Филипп расстроил этот замысел.
На первый раз победа осталась за ним.
Но всегда ли он будет победителем?
Характер Марианны был ему известен; от нее он мог ожидать всего.
Такая перспектива не сулила ничего доброго его дому.
Что же он должен был сделать?
Не должен ли он был, вступив на путь откровенности с Амелией, без обиняков сообщить ей и о причинах этой мести, нависшей над ними обоими? Не должен ли он был подробно рассказать ей о своей связи с Марианной, признаться, какими обидами и оскорблениями осыпал он эту женщину?
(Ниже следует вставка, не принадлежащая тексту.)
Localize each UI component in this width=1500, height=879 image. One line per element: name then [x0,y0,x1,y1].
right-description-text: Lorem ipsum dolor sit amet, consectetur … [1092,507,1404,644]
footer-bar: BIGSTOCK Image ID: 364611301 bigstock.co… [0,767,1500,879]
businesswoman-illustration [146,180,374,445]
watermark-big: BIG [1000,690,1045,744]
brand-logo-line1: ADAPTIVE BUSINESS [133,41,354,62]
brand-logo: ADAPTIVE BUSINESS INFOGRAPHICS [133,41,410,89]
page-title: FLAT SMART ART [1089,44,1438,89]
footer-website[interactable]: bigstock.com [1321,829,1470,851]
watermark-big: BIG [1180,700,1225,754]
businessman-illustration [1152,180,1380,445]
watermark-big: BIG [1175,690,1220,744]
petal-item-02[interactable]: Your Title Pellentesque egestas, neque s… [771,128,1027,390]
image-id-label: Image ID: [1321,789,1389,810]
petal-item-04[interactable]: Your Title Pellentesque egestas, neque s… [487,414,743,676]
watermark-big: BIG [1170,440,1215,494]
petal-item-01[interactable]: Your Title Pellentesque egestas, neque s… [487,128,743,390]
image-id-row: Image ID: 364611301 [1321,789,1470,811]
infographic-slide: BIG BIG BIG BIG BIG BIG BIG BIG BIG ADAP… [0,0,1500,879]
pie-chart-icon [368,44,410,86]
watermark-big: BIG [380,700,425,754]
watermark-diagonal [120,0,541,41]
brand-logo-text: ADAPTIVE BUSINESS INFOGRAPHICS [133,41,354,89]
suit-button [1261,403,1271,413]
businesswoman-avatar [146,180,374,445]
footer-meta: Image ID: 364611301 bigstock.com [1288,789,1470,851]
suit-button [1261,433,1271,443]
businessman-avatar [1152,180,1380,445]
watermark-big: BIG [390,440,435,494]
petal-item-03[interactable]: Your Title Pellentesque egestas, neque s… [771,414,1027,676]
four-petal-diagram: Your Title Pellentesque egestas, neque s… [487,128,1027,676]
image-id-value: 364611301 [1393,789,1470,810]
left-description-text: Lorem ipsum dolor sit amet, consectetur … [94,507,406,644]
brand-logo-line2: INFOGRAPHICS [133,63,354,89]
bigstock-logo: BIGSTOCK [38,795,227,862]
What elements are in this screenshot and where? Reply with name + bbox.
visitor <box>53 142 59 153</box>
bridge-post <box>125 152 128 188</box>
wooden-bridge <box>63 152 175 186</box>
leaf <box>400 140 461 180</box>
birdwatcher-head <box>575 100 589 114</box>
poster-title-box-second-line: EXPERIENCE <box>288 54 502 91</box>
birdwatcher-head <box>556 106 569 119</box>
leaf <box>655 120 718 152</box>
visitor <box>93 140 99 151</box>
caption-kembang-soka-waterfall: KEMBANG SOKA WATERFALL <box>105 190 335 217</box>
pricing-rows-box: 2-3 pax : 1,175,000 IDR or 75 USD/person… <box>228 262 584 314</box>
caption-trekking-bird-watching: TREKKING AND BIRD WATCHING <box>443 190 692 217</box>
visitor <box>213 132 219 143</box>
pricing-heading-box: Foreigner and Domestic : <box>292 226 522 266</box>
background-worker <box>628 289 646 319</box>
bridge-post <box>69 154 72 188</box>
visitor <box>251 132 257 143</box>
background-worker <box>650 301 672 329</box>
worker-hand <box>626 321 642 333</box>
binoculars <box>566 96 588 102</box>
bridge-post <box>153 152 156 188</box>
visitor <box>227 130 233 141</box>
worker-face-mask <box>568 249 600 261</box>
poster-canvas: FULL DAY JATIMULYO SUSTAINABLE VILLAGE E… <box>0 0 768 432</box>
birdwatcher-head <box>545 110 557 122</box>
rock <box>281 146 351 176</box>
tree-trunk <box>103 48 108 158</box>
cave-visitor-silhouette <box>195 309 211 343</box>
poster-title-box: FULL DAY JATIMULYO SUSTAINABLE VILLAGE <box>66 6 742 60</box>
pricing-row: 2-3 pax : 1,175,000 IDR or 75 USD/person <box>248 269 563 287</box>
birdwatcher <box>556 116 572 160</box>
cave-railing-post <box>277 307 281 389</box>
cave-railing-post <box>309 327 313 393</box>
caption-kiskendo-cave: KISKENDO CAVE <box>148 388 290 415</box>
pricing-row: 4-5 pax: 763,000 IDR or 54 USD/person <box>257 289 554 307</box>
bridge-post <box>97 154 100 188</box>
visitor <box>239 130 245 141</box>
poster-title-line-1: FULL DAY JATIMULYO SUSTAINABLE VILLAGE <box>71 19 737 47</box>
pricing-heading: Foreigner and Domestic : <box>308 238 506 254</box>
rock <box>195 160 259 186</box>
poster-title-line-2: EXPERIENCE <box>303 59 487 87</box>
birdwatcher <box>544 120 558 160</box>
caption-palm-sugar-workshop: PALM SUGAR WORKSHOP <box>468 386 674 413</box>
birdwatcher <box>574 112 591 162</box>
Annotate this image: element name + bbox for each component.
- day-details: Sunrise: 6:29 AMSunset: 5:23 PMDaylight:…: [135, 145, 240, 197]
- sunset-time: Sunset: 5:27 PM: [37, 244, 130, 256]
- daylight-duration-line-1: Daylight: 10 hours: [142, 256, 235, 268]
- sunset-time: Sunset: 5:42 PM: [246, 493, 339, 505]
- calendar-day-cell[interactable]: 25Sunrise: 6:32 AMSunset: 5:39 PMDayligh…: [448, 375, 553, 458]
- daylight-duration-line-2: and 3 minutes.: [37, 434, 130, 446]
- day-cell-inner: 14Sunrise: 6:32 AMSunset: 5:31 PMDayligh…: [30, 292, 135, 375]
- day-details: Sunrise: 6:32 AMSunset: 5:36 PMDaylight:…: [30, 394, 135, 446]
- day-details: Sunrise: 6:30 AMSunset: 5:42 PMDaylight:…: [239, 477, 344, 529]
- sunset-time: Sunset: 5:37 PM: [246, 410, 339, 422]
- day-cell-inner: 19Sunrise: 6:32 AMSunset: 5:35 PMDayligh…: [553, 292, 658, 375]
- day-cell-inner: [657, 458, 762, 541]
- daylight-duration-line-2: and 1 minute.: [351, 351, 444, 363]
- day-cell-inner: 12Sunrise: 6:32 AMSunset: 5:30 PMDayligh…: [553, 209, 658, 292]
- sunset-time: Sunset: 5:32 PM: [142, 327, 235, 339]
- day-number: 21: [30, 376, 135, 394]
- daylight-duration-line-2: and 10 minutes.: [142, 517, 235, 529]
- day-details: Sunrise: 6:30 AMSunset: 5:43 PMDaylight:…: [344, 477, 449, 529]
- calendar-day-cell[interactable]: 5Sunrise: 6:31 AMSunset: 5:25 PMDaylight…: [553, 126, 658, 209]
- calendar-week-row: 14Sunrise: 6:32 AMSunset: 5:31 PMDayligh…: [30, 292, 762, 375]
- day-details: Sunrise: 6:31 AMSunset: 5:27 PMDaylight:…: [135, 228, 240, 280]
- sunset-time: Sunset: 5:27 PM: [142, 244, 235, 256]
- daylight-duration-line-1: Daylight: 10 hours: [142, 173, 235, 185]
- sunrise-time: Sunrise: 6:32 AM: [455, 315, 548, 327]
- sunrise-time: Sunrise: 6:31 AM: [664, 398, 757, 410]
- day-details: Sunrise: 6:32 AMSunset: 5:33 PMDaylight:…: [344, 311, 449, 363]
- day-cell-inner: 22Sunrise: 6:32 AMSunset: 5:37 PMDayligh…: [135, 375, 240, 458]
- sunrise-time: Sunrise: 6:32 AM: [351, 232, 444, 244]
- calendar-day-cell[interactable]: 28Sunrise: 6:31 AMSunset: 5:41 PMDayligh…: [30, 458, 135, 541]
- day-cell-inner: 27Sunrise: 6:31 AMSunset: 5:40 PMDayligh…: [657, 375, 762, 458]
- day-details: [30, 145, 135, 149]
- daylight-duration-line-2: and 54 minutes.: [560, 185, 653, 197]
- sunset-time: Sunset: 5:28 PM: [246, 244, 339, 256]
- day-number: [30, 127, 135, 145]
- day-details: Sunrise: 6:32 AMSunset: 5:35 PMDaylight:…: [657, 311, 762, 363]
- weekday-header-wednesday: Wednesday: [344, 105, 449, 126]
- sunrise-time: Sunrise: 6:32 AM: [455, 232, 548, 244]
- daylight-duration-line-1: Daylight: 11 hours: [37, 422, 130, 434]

Филипп понял, что он слишком много потеряет от этого. Существуют разоблачения такого рода, которые можно охотно предоставить случаю, но которые никоим образом нельзя делать самому.
Ему пришлось бы объяснить, оправдать страшную ненависть Марианны. Но как сумел бы он объяснить и оправдать то оскорбление, которое он в приступе неописуемой ярости нанес Марианне, когда они увиделись в последний раз? Случается, мы так страшно виноваты перед нашими любовницами, что нам уже никогда не смыть с себя этот грех даже в глазах законной жены. Таким грехом было и оскорбление, которое он нанес Марианне.